For pastry and topping:

2 pounds Golden Delicious apples (about 4)
1 pound frozen all-butter puff pastry, thawed
3 tablespoons unsalted butter, melted
3 tablespoons light corn syrup
2 teaspoons water
Equipment: a 6-inch-diameter bowl or plate; a 1 1/2-inch round cookie cutter; a 10-inch disposable pastry bag or sealable plastic bag
Accompaniment: vanilla ice cream
  1. Make pastry cream:

    Step 1

    Scrape seeds from vanilla bean with tip of a paring knife into a small heavy saucepan. Add pod, milk, and 3 Tbsp sugar and bring just to a boil, whisking to dissolve sugar.

    Step 2

    Meanwhile, whisk together flour, cornstarch, remaining sugar, and a pinch of salt in a bowl. Whisk together whole egg and yolk in another bowl, then whisk in flour mixture until smooth.

    Step 3

    Add one third of hot milk mixture to yolk mixture (to temper) in a slow stream, whisking, then add to milk mixture remaining in saucepan, whisking. Bring custard to a boil over medium heat, whisking, then boil, whisking, 2 minutes.
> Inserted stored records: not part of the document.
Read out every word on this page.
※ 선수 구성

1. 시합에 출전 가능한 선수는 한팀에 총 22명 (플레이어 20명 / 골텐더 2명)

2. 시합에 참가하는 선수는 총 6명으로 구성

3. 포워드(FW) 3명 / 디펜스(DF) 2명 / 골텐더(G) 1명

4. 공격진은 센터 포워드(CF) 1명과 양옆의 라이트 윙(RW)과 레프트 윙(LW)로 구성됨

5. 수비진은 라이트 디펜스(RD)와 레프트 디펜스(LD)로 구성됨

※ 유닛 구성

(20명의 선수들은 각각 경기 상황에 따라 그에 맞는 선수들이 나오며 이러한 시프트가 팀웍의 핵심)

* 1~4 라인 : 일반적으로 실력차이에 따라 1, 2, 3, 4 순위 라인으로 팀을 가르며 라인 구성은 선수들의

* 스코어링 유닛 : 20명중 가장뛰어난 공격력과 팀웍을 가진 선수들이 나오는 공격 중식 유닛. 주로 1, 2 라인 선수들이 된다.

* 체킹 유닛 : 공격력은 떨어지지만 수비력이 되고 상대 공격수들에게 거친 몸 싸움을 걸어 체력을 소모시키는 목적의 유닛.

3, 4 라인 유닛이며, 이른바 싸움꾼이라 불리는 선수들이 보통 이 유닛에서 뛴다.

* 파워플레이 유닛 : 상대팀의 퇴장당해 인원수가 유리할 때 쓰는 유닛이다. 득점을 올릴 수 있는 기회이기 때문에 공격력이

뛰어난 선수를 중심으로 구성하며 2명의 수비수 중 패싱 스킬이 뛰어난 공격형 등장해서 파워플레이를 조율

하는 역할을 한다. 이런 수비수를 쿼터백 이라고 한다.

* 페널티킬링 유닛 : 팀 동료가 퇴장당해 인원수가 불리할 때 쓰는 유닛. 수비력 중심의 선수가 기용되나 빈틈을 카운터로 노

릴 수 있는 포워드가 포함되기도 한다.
Remove from heat and stir in butter until melted.

    Step 4

    Transfer pastry cream to a bowl and chill, its surface covered with wax paper, until no longer hot, at least 30 minutes.

  2. Make tarts:

    Step 5

    Preheat oven to 400°F with racks in upper and lower thirds. Line 2 large baking sheets with parchment paper.

    Step 6

    Peel and core apples, then cut into 1/8-inch-thick wedges.

    Step 7

    Roll out pastry on a lightly floured surface with a lightly floured rolling pin 1/8 inch thick and cut out 8 (6-inch) rounds using inverted bowl or plate as a guide. Punch out center of each round with cookie cutter and transfer to baking sheets.

    Step 8

    Discard vanilla pod and transfer pastry cream to pastry bag. Snip a 1/3-inch opening and pipe pastry cream onto pastry in a ring around center (there will be some cream left over). Arrange overlapping apple slices on pastry, covering the cream, then brush with melted butter.

    Step 9

    Bake tarts, switching position of sheets halfway through, until edges of apples are pale golden, about 15 minutes.

    Step 10

    Meanwhile, stir together corn syrup and water until smooth.

    Step 11

    Remove baking sheets from oven and flip each tart over with a large spatula. Generously brush pastry with some of corn syrup mixture.

    Step 12

    Continue to bake, switching position of sheets halfway through, until pastry is shiny and golden, about 15 minutes more. Cool 10 minutes.

    Step 13

    Serve tarts, pastry side up, warm or at room temperature.

Cooks' notes:

•Pastry cream can be chilled up to 3 days. Stir before using.
•Pastry can be rolled out and cut 1 week ahead and frozen, tightly wrapped in plastic wrap. Do not thaw.
•Tarts can be baked 4 hours ahead. Reheat in a 350°F oven 5 to 10 minutes.